BARBARA. Good morning.
SHIRLEY [standing up and taking off his hat] Good morning, miss.
BARBARA. Sit down: make yourself at home. [He hesitates; but she
puts a friendly hand on his shoulder and makes him obey]. Now
then! since you've made friends with us, we want to know all
about you. Names and addresses and trades.
SHIRLEY. Peter Shirley. Fitter. Chucked out two months ago
because I was too old.
BARBARA [not at all surprised] You'd pass still. Why didn't you
dye your hair?
SHIRLEY. I did. Me age come out at a coroner's inquest on me
daughter.
BARBARA. Steady?
SHIRLEY. Teetotaller. Never out of a job before. Good worker. And
sent to the knockers like an old horse!
BARBARA. No matter: if you did your part God will do his.
SHIRLEY [suddenly stubborn] My religion's no concern of anybody
but myself.
BARBARA [guessing] I know. Secularist?
SHIRLEY [hotly] Did I offer to deny it?
BARBARA. Why should you? My own father's a Secularist, I think.
Our Father--yours and mine--fulfils himself in many ways; and I
daresay he knew what he was about when he made a Secularist of
you. So buck up, Peter! we can always find a job for a steady man
like you. [Shirley, disarmed, touches his hat. She turns from him
to Bill]. What's your name?
BILL [insolently] Wot's that to you?
BARBARA [calmly making a note] Afraid to give his name. Any
trade?
BILL. Who's afraid to give his name? [Doggedly, with a sense of
heroically defying the House of Lords in the person of Lord
Stevenage] If you want to bring a charge agen me, bring it. [She
waits, unruffled]. My name's Bill Walker.
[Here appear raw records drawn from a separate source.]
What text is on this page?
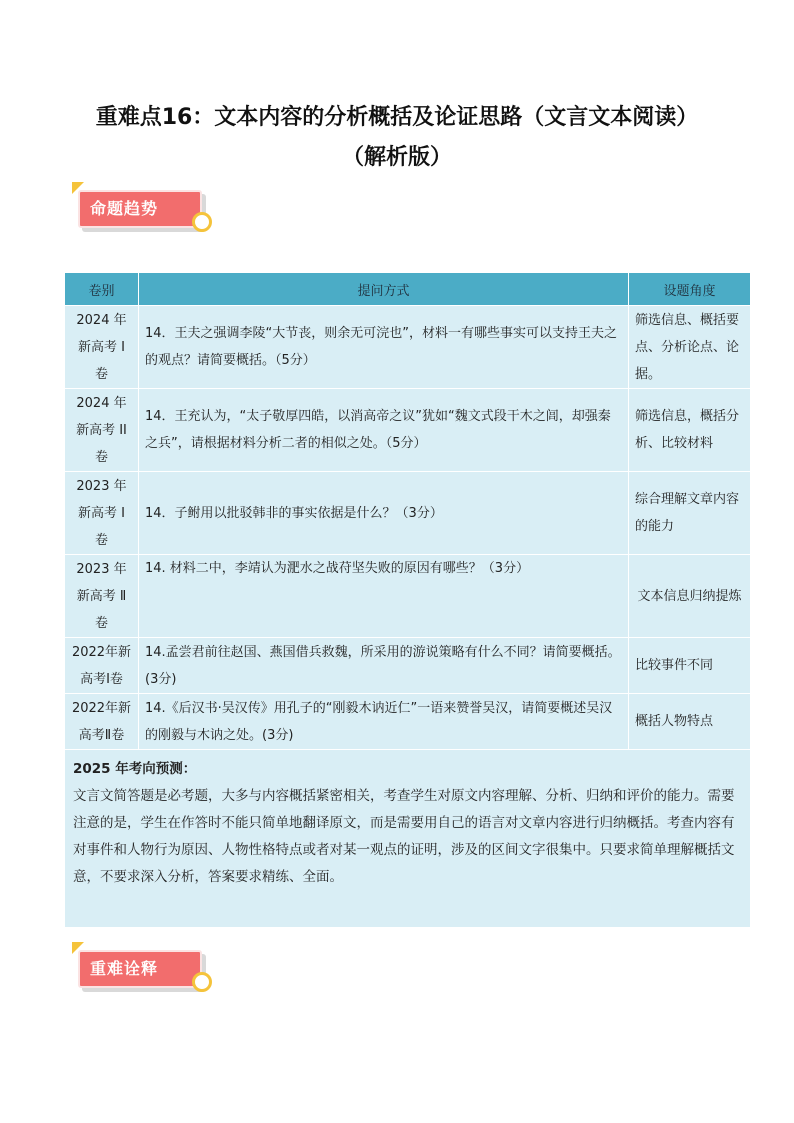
重难点16：文本内容的分析概括及论证思路（文言文本阅读）
（解析版）
命题趋势
卷别	提问方式	设题角度
2024 年新高考 I 卷	14．王夫之强调李陵“大节丧，则余无可浣也”，材料一有哪些事实可以支持王夫之的观点？请简要概括。（5分）	筛选信息、概括要点、分析论点、论据。
2024 年新高考 II 卷	14．王充认为，“太子敬厚四皓，以消高帝之议”犹如“魏文式段干木之闾，却强秦之兵”，请根据材料分析二者的相似之处。（5分）	筛选信息，概括分析、比较材料
2023 年新高考 I 卷	14．子鲋用以批驳韩非的事实依据是什么？（3分）	综合理解文章内容的能力
2023 年新高考 Ⅱ 卷	14. 材料二中，李靖认为淝水之战苻坚失败的原因有哪些？（3分）	文本信息归纳提炼
2022年新高考Ⅰ卷	14.孟尝君前往赵国、燕国借兵救魏，所采用的游说策略有什么不同？请简要概括。(3分)	比较事件不同
2022年新高考Ⅱ卷	14.《后汉书·吴汉传》用孔子的“刚毅木讷近仁”一语来赞誉吴汉，请简要概述吴汉的刚毅与木讷之处。(3分)	概括人物特点

2025 年考向预测：
文言文简答题是必考题，大多与内容概括紧密相关，考查学生对原文内容理解、分析、归纳和评价的能力。需要注意的是，学生在作答时不能只简单地翻译原文，而是需要用自己的语言对文章内容进行归纳概括。考查内容有对事件和人物行为原因、人物性格特点或者对某一观点的证明，涉及的区间文字很集中。只要求简单理解概括文意，不要求深入分析，答案要求精练、全面。		
重难诠释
BARBARA [as if the name were familiar: trying to remember how]
Bill Walker? [Recollecting] Oh, I know: you're the man that Jenny
Hill was praying for inside just now. [She enters his name in her
note book].
BILL. Who's Jenny Hill? And what call has she to pray for me?
BARBARA. I don't know. Perhaps it was you that cut her lip.